The Dalai Lama spoke of unlimited compassion, and said that we must be compassionate toward people whose ideas we don’t agree with. Parker said he agrees, as long as unlimited compassion doesn’t cost him anything. “I mean, when we’re talking about nodding and making sad eyes when my neighbor tells me that his wife’s favorite hairdresser is moving to New York, that’s the kind of compassion I have in unlimited quantities,” he said. “But when some uninsured jerk lets her three-year-old drive a shopping cart into my Benz while she loads the baby into the car… well, she’ll be seeing me in court.”
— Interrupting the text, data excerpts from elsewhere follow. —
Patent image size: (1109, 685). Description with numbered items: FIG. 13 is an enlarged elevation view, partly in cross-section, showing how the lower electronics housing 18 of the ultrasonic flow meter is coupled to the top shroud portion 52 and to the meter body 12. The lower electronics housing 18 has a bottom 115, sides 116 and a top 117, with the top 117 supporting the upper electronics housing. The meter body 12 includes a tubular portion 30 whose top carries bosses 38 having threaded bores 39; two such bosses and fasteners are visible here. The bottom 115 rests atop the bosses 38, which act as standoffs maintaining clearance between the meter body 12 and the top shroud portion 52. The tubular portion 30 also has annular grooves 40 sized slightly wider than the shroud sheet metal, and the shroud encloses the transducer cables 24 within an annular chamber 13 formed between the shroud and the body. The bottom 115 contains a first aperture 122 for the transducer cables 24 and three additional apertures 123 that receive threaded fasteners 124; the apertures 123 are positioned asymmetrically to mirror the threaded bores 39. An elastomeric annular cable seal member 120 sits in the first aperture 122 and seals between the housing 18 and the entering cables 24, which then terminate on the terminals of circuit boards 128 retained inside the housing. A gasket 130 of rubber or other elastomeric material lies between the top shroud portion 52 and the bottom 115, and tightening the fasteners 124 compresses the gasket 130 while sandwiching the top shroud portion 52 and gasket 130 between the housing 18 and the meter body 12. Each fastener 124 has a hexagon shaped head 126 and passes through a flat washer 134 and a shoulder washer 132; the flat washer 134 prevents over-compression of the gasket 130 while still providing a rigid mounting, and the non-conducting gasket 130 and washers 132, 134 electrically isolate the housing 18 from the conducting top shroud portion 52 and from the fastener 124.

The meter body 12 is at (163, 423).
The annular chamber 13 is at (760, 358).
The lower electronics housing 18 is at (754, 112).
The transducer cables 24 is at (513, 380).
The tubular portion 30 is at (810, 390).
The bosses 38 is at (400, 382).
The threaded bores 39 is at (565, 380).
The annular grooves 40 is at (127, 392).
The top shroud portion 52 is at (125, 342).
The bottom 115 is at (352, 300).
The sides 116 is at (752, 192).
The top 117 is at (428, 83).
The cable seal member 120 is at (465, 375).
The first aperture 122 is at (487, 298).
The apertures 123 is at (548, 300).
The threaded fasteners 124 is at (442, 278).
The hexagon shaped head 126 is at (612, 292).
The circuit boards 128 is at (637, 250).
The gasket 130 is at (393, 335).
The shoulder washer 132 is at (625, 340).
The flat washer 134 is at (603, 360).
Although some people claimed to have been moved by the message, their actions clearly indicate that they completely missed the point.
“I’ve never actually met my neighbors, so I don’t really feel obligated to show them any direct compassion,” said Jake Rand, who lives in a condo in downtown Seattle. “Listening to the Dalai Lama speak was really motivational though,” he said, “I might stop actively avoiding eye contact with people in the halls and elevators or something.”
“The Dave Matthews concert was pretty cool I guess,” said Matt Jorgenson, “but I think the last one at the Gorge was better.”
In the end, it appears that the Dalai Lama’s visit will be little more than a footnote in the lives of most Seattle residents.
“The Dalai Lama said that when you show kindness you can make a real lasting difference in people’s lives,” said Hammerson. “Maybe I’ll pay for the drinks of the person behind me in the Starbucks drive-through tomorrow.”